Two extreme solutions:

Pure interpreter: Simulate virtual machine (our approach to run-time semantics)

	REPEAT
		Get next statement
		Determine action(s) to be executed
		Call routine to perform action
	UNTIL done

Pure Compiler:

  1. Translate all units of program into object code (say, in machine language)

  2. Link into single relocatable machine code

  3. Load into memory

Comparison of Compilation vs Interpretation

compiler interpreter
Only translate each statement once. Translate only if executed.
Speed of execution. Error messages tied to source.
More supportive environment.
Only object code in memory when executing.
May take more space because of expansion.
Must have interp. in memory when executing (but source may be more compact)

Rarely have pure compiler or interpreter.

Can go farther and compile into intermediate code (e.g., P-code) and then interpret.

In FORTRAN, Format statements (I/O) are always interpreted.

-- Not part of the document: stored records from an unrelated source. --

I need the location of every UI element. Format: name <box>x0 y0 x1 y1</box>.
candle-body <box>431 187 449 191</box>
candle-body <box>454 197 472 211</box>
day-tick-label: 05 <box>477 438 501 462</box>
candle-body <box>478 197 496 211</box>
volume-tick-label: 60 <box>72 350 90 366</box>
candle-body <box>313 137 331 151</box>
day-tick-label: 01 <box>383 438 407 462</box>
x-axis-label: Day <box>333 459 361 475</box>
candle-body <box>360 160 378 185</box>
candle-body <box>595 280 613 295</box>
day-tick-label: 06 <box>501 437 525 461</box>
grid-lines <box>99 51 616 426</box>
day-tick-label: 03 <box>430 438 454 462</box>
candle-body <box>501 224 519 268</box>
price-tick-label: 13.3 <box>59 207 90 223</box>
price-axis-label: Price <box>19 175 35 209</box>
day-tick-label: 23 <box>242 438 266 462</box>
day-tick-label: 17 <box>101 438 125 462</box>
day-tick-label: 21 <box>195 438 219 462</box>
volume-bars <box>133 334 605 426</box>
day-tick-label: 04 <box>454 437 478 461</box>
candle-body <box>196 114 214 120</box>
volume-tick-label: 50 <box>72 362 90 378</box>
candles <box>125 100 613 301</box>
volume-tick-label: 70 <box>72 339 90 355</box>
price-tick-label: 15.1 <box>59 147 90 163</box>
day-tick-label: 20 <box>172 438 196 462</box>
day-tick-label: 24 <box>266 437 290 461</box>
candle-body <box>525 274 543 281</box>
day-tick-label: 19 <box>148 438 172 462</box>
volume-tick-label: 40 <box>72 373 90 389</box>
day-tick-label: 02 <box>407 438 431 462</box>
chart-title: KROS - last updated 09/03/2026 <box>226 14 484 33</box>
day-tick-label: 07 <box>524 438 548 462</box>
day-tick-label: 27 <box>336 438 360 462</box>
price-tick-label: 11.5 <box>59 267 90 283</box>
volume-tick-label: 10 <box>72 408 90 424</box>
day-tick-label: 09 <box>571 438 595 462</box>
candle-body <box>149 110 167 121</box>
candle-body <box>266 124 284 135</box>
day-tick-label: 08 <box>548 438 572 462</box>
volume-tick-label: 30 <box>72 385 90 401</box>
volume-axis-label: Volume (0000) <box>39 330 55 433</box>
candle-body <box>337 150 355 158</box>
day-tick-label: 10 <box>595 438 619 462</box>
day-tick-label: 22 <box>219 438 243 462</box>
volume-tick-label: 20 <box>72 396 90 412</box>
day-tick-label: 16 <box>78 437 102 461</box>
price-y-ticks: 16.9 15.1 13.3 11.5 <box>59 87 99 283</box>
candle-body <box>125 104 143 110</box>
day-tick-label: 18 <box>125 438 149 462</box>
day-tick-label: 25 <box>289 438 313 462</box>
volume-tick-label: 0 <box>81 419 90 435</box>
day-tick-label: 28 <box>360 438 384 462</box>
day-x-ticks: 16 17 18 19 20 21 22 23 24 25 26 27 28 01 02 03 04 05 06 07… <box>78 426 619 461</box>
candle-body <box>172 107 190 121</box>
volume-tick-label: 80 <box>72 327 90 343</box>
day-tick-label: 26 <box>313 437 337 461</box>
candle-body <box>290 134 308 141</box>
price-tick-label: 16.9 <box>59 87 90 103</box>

Overview of structure of a compiler

Two primary phases:
Analysis:
Break into lexical items, build parse tree, generate simple intermediate code (type checking)

Synthesis:
Optimization (look at instructions in context), code generation, linking and loading.

Lexical analysis:
Break source program into lexical items, e.g. identifiers, operation symbols, key words, punctuation, comments, etc. Enter id's into symbol table. Convert lexical items into internal form - often pair of kind of item and actual item (for id, symbol table reference)

Syntactical analysis:
Use formal grammar to parse program and build tree (either explicitly or implicitly through stack)

Semantic analysis:
Update symbol table (e.g., by adding type info). Insert implicit info (e.g., resolve overloaded ops's - like "+"), error detection - type-checking, jumps into loops, etc. Traverse tree generating intermediate code

Optimization:
Catch adjacent store-reload pairs, eval common sub-expressions, move static code out of loops, allocate registers, optimize array accesses, etc.
Example:
		for i := .. do ...
			for j:= 1 to n do
				A[i,j] := ....
Code generation:
Generate real assembly or machine code (now sometimes generate C code)

Linking & loading:
Get object code for all pieces of program (incl separately compiled modules, libraries, etc.). Resolve all external references - get locations relative to beginning location of program. Load program into memory at some start location - do all addressing relative to base address.

Symbol table: Contains all identifier names, kind of id (vble, array name, proc name, formal parameter), type of value, where visible, etc. Used to check for errors and generate code. Often thrown away at end of compilation, but may be held for error reporting or if names generated dynamically.

Like to have easily portable compilers front-end vs back-end

Front-end generate intermediate code and do some peep-hole optimization

Back-end generate real code and do more optimization.

Semantics

Meaning of a program (once know it is syntactically correct). Work with virtual (or abstract) machine when discuss semantics of programming language constructs. Run program by loading it into memory and initializing ip to beginning of program

Official language definitions: Standardize syntax and semantics - promote portability.

Often better to standardize after experience. -- Ada standardized before a real implementation.

Common Lisp, Scheme, ML now standardized, Fortran '9x.

Good formal description of syntax, semantics still hard.

Backus, in Algol 60 Report promised formal semantics.